SideWalk Modular Backdoor Discovered in Newly Launched APT Campaigns
The APT Group SparklingGoblin Seems to Be Behind the New Backdoor.
A new modular backdoor called SideWalk was recently discovered as part of new malicious campaigns launched by an APT group dubbed as SparklingGoblin.
An advanced persistent threat can be deployed by cyber-criminals that have a high level of expertise and important resources to infiltrate a network.
These malicious actors usually use this type of attack in order to target large organizations in an attempt to retrieve economic or financial information, and in some cases, they might try to use this form of attack in order to stop or block a company’s program or agenda.
The SparklingGoblin APT was first seen back in May 2020 when cybersecurity researchers were tracking some attacks on Hong Kong universities by another group that used CrossWalk backdoor in 2019.
In a recently published report, the researchers from ESET are disclosing the fact that the new SideWalk backdoor is sharing several similarities with the CrossWalk backdoor.
Subsequent to that campaign, in May 2020 (as documented in our Q2 2020 Threat Report) we observed a new campaign targeting one of the universities that was previously compromised by Winnti Group in October 2019, where the attackers used the CROSSWALK backdoor and a PlugX variant using Google Docs as a dead drop resolver. Even though that campaign exhibited links to Winnti Group, the modus operandi was quite different, and we started tracking it as a separate threat actor.

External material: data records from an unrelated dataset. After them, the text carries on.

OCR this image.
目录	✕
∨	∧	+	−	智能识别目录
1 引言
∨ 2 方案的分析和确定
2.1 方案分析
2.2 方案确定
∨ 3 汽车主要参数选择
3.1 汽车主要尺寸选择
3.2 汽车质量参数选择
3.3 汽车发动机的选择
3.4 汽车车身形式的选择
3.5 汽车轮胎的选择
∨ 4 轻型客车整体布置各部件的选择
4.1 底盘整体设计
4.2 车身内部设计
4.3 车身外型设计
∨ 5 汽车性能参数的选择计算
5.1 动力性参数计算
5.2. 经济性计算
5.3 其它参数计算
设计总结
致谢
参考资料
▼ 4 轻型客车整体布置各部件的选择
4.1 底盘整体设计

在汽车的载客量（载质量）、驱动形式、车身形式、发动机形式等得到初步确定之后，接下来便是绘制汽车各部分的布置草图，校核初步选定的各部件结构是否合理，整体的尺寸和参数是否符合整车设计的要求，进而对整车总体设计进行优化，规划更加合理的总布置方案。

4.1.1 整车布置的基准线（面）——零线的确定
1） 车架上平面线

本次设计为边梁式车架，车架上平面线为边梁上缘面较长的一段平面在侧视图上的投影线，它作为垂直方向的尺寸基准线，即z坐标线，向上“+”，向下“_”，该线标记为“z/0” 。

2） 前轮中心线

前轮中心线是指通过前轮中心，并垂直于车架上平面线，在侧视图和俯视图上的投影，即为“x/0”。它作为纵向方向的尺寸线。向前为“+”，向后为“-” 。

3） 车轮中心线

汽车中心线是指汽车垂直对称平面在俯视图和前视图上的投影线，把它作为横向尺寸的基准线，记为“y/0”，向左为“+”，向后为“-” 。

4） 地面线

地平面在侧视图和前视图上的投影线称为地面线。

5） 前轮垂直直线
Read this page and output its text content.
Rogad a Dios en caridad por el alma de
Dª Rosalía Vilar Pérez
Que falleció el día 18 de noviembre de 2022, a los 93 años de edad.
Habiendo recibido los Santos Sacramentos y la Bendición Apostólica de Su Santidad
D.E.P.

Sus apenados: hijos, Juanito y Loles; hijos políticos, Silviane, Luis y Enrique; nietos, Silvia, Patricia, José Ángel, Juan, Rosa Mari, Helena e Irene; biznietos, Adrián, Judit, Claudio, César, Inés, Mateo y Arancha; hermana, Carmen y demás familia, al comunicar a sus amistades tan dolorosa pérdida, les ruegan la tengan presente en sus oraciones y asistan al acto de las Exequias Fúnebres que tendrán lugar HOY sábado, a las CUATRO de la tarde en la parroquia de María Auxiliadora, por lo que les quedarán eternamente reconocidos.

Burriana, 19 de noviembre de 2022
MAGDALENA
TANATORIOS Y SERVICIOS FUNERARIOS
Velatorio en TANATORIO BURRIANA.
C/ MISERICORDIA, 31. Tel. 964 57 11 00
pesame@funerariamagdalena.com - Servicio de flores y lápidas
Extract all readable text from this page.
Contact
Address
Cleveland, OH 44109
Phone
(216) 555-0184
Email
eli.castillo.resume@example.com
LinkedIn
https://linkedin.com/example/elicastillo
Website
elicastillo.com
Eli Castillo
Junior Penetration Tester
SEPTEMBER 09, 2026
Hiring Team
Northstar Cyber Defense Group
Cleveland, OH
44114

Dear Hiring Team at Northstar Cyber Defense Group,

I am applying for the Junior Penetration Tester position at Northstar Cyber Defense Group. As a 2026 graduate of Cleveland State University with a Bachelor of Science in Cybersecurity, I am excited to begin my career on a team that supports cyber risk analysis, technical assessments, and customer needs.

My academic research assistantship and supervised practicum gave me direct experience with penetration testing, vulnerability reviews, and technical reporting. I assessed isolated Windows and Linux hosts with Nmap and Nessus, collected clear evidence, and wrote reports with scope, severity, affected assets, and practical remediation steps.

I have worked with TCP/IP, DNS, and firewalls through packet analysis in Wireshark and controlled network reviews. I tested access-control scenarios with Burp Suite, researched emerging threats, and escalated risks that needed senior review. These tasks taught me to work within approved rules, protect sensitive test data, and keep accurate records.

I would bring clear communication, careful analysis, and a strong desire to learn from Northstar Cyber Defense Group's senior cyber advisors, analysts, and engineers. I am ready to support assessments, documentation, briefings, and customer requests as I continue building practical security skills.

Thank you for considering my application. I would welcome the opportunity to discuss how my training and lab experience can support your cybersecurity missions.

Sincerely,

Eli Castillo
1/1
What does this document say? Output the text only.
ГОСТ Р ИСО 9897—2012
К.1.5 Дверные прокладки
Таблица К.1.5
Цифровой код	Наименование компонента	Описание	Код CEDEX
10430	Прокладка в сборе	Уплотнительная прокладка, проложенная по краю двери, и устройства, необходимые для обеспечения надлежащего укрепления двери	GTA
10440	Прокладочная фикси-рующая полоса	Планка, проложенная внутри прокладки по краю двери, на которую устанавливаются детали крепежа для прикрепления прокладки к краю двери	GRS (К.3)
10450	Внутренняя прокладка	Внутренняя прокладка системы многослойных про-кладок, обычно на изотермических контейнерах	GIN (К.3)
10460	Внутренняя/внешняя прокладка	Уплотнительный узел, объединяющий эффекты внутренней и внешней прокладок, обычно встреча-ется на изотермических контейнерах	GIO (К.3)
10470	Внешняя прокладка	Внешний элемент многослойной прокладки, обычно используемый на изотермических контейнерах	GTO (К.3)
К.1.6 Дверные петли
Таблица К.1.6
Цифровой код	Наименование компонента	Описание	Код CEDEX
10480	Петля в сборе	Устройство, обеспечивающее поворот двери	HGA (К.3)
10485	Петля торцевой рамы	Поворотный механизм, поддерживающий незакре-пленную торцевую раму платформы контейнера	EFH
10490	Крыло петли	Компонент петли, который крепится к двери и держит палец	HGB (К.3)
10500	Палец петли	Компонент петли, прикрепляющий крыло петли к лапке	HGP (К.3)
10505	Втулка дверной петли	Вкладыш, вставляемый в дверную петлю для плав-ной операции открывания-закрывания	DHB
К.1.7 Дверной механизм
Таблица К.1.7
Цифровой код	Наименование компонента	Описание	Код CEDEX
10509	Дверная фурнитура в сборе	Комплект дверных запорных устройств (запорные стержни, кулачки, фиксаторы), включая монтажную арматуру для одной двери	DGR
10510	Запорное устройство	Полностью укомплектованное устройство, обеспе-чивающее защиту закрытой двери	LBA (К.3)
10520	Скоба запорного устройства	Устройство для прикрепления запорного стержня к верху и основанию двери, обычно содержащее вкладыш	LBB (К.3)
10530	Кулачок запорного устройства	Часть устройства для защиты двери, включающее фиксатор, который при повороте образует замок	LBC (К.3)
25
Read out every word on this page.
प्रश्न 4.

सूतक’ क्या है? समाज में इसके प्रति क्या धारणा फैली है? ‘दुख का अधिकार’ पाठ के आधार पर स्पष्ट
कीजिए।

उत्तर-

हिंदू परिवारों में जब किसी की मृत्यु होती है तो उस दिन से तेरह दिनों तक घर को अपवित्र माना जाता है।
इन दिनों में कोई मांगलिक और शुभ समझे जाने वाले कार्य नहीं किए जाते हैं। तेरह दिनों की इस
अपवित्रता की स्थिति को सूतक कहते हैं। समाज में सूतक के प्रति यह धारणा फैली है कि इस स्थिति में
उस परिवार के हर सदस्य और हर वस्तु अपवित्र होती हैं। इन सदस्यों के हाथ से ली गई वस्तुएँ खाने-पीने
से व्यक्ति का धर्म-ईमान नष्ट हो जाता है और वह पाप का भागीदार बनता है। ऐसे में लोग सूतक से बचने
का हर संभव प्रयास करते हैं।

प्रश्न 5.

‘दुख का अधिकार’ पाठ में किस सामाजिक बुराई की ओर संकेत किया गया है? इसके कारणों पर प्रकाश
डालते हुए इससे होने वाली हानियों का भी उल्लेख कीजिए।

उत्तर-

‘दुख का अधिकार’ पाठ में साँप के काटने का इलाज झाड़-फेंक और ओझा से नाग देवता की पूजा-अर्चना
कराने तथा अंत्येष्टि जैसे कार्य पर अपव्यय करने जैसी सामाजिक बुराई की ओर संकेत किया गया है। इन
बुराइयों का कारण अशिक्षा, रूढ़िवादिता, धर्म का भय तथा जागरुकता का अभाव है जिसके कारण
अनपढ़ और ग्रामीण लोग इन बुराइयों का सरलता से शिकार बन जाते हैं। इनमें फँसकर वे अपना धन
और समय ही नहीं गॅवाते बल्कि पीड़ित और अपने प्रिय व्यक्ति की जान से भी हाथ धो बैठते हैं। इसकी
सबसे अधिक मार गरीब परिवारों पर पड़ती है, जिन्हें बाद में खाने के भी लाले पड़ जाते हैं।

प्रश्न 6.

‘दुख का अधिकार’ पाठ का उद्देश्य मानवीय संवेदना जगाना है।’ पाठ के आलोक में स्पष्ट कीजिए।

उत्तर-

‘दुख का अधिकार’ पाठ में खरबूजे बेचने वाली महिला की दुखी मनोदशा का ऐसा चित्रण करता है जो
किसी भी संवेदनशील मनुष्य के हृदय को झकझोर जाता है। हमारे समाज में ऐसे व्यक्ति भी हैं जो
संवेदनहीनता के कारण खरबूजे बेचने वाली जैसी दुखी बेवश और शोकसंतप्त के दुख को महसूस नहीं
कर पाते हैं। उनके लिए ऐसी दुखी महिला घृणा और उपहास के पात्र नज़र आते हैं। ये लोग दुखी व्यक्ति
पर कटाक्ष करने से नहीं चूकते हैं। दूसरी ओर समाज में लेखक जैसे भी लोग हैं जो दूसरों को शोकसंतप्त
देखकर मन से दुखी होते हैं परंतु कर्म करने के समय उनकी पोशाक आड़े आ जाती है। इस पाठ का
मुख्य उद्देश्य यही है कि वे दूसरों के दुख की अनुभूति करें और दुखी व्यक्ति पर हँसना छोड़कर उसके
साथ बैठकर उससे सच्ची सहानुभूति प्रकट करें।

SideWalk and CrossWalk are having various architectural similarities like anti-tampering techniques, threading model, data layout, as well as the way in which data is managed during the execution.
When looking at their features the backdoors can be considered modular in nature as by engaging the use of additional plugins they can become able to enhance their capabilities.
Both backdoors are using the Motnug loader, a type of shellcode loader, and they can both obtain proxy configurations by stealing user tokens and using them to communicate with their C&C servers.
By carefully looking at all this data the ESET researchers concluded that the SparklingGoblin APT is another subgroup of the Winnti group using the SideWalk backdoor.
Some History on SparklingGoblin
According to Cyware, SparklingGoblin seems to be targeting a wide range of organizations around the world, and whilst it targets several industry sectors it seems to be primarily focused on the academic sector.
Some of its targets were the academic sectors in Macau, Hong Kong, and Taiwan, as well as a religious organization, an electronics manufacturer from Taiwan, and some government entities based in Southeast Asia.
It looks like SparklingGoblin is becoming a very active threat group targeting a wide range of organizations globally and it’s very concerning that by having the links already established between SideWalk and CrossWalk, the APT Winnti group could be able to easily use these backdoors in the near future.